The battalion, activated in October, conducted its first-ever field training exercise. Since this was the unit's first one, the Soldiers took the training seriously.
The purpose of this FTX was "to train the battalion to command and control a Signal network and prepare the battalion for its Wartime Mission," said Maj. Jim Hoffman, 62nd ESB Battalion executive officer.
"The most important aspect of this field training is to conduct safe, vigorous and professional field training that allows Soldiers to learn the signal equipment, develop their field craft, build good team cohesion and develop leaders on command and control of their elements."
Even with the vigorous training the Soldiers received during this FTX, there is still a long road of training yet to come. The Soldiers of the 62nd ESB will now have to complete three levels of training prior to the battalion's upcoming deployment.
"[The Soldiers] will need to complete Signal University (individual training), Section Evaluation (team training) and Culminating Training Exercise (CTE - battalion/ company training)," said Hoffman.
"Signal University is a collection of individual classes that will prepare the Soldiers for their wartime mission. Section evaluation training tests the team's ability to install their equipment within the time standard in a multitude of conditions," said Hoffman.
Conducting a training exercise at this level does not come without challenges. Not only are the Soldiers faced with the physical demands of terrain and weather, but this was the first time they worked with new equipment.
"This is the first time this GTA (Grow the Army) Expeditionary Signal Battalion has exercised its abilities to engineer, install, operate, maintain and defend its portion of the LandWarNet," said Hoffman.
"Most noteworthy was the obstacle of starting out in October of 2009 with zero balance of any MTO&E mission-essential equipment which means our noncommissioned officer corps and junior officers had approximately eight months to receive, train, practice and rehearse in order to validate their companies."

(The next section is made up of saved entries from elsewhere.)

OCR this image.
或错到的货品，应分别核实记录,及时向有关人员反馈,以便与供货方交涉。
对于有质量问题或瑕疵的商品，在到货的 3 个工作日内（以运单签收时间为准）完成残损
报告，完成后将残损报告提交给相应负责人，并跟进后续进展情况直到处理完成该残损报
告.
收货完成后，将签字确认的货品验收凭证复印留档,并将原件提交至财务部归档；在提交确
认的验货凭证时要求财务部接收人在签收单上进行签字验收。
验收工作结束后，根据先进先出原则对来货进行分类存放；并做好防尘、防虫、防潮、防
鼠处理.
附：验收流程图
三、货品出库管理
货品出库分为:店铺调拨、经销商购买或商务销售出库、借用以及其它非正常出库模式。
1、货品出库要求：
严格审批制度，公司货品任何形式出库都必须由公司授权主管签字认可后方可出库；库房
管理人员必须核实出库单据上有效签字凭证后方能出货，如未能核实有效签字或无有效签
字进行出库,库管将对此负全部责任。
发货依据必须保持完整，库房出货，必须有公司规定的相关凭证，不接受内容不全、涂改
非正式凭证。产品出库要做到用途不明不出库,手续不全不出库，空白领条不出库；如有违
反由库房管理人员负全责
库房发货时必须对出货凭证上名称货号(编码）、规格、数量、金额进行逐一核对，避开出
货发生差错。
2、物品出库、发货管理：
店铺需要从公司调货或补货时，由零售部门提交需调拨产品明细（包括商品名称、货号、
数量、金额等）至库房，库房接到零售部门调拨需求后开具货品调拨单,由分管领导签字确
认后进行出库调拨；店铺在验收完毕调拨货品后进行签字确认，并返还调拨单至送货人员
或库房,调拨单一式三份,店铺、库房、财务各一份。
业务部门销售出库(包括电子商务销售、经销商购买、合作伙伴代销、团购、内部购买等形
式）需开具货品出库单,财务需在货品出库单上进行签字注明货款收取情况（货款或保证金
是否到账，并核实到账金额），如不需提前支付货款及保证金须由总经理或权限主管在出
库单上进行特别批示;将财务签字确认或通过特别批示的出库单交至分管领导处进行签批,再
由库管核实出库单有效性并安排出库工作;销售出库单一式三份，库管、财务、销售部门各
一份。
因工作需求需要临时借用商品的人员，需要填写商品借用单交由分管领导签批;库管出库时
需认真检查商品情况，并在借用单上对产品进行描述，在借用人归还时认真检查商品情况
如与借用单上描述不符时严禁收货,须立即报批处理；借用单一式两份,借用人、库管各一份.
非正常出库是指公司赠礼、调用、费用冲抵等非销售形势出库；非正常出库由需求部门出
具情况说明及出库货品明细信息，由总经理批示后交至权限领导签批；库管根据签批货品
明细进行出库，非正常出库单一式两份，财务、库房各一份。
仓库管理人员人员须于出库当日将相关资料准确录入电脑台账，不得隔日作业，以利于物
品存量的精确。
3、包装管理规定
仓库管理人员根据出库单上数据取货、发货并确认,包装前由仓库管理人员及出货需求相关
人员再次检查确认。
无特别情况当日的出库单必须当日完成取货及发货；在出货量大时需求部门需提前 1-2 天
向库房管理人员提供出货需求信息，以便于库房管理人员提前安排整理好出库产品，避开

In spite of the obstacles, Hoffman says the battalion's greatest strength is having knowledgeable and seasoned war-tested leadership.
"Proactive leadership at all levels from team chief to battalion commander has been essential in accomplishing this critical component," said Hoffman.
Overall, Hoffman believes the unit is ahead of estimated progress based on this being the first "battalion level" field problem. He went on to say all the future training will allow the Soldiers to practice the installation of the expected network and allow leadership to shape the battalion into a task organization that can implement the network successfully.
"[The Soldiers] should understand that the scope of the mission is ever evolving and expanding. This will develop a well rounded command and control of the 62nd ESB and ensure a successful mission in the upcoming deployment."